EchoStar Communications Corp. chairman Charlie Ergen told Congress Tuesday that he's open to a compromise with broadcasters over his controversial proposal to beam a handful of digital network channels from big cities into local markets across the country.
The satellite TV provider agreed, sort of, to shut off imported network channels in a market once Echostar offers that network's local affiliate. "I think that is a plan that can be endorsed," Ergen told Sen. John Sununu, R-N.H.
Ergen qualified his endorsement, however, with a desire to see the fine print of any legal provision first. Ergen is asking Congress for the right to beam high-definition programming from network stations in big markets to customers around the country who can't get HD and other digital programming from local network affiliates, which may be offering digital with only low power signals or not at all.
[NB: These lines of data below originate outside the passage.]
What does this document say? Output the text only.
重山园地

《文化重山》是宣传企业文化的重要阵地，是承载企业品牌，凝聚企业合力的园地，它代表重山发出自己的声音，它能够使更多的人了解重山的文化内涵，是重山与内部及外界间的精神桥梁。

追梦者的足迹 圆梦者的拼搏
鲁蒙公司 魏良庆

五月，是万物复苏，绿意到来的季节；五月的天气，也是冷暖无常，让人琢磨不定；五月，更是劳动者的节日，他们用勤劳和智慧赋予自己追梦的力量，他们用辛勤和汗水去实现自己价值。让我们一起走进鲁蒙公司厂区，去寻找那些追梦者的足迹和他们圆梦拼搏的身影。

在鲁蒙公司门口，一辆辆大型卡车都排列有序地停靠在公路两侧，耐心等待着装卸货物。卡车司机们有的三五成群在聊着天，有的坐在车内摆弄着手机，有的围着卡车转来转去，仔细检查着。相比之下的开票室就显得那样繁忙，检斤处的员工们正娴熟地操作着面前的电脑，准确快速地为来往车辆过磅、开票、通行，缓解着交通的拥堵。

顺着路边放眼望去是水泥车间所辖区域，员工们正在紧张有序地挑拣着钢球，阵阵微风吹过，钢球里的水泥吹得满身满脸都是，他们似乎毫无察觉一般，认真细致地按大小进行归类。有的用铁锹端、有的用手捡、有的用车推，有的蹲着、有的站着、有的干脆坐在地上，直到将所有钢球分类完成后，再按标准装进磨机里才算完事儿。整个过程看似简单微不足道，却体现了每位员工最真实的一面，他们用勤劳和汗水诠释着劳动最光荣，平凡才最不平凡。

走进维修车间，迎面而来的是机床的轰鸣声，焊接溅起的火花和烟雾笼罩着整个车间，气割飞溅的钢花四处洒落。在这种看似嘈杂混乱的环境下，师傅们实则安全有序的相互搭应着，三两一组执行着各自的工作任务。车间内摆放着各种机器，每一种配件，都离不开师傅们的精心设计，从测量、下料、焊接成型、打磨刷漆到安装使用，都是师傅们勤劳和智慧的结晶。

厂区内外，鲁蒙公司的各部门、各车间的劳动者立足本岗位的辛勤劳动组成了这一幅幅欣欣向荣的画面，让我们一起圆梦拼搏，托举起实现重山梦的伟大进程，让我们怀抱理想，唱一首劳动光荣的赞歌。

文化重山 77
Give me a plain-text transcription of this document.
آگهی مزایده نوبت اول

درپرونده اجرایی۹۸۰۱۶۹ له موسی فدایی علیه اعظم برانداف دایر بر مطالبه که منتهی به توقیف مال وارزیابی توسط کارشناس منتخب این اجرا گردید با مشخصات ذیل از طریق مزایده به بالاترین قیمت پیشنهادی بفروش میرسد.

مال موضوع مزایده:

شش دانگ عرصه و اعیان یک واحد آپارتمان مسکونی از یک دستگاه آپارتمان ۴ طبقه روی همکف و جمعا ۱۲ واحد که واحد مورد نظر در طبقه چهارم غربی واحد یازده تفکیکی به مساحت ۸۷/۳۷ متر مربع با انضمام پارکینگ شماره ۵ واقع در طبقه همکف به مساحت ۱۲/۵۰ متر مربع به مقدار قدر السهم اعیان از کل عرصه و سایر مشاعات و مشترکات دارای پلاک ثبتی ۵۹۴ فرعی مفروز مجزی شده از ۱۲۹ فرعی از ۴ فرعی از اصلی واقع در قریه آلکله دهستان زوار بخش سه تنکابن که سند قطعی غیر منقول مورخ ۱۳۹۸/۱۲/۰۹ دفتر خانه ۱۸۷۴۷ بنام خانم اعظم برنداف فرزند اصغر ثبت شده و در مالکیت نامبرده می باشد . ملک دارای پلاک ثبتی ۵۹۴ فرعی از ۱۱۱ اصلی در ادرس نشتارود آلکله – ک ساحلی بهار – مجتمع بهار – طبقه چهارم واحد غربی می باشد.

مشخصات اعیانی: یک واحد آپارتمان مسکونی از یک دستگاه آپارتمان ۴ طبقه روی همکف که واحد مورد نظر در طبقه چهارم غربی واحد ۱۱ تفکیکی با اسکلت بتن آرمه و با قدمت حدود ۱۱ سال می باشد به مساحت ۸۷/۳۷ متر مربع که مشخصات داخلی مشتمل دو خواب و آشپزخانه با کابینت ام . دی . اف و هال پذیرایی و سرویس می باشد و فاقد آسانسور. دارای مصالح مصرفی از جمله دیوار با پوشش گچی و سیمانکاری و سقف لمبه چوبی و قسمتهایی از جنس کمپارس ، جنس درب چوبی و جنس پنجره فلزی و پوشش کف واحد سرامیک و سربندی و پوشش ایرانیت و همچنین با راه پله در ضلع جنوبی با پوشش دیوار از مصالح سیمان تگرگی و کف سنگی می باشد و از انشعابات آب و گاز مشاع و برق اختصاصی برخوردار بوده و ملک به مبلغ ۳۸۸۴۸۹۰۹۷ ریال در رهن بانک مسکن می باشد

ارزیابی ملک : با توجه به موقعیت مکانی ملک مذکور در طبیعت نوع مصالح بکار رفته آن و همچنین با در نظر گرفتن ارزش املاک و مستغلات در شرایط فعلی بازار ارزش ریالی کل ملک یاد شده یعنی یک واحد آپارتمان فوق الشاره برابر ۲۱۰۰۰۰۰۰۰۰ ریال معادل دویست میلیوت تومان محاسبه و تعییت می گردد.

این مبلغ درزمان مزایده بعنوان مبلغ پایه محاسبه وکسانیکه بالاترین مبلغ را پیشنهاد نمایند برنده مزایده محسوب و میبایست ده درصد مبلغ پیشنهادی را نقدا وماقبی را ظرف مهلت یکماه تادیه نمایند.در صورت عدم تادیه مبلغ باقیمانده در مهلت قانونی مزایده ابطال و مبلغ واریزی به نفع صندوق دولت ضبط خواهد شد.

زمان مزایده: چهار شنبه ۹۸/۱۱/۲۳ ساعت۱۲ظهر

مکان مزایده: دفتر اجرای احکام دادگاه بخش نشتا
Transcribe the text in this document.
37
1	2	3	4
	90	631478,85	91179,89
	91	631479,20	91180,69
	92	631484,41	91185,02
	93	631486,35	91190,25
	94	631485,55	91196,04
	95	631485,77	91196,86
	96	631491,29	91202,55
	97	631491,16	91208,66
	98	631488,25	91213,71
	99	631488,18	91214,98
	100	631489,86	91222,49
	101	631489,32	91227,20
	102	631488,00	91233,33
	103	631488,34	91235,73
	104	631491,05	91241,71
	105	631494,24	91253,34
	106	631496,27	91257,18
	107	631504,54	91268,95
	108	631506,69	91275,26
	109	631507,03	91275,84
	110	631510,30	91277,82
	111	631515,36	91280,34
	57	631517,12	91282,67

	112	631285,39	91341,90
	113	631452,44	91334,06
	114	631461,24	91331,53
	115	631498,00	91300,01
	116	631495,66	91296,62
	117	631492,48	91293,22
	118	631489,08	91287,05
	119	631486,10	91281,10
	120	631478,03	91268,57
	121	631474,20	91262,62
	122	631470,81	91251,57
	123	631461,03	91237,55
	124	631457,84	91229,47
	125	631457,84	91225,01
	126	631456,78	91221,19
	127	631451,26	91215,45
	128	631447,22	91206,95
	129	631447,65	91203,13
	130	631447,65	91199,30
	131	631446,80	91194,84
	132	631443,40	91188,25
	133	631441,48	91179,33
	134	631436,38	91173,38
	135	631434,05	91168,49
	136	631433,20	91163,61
Ergen has the backing of some public interest and tax-freedom groups who want to speed the digital rollout and get back broadcaster's analog spectrum for auction by the treasury.
Ergen wants to include that right in Congress' current reauthorization and almost certain revision of the Satellite Home Viewer Improvement Act. Ergen was testifying in a Senate Commerce Committee hearing on the bill's reauthorization.
The House Commerce Committee has already passed a version of the bill without the Ergen provision.
Broadcasters oppose his plan, fearing that he will continue to offer the imported stations long after Echostar offers the local affiliates' digital signals, too. "Echostar has no intention of returning these viewers once local service is available in their markets," complained Jim Yager, CEO of Barrington Broadcasting, a small Midwestern TV group.
In the past, EchoStar has been chastised in the courts for failing to pull the plug on distant delivery of analog network signals in markets where it shouldn't.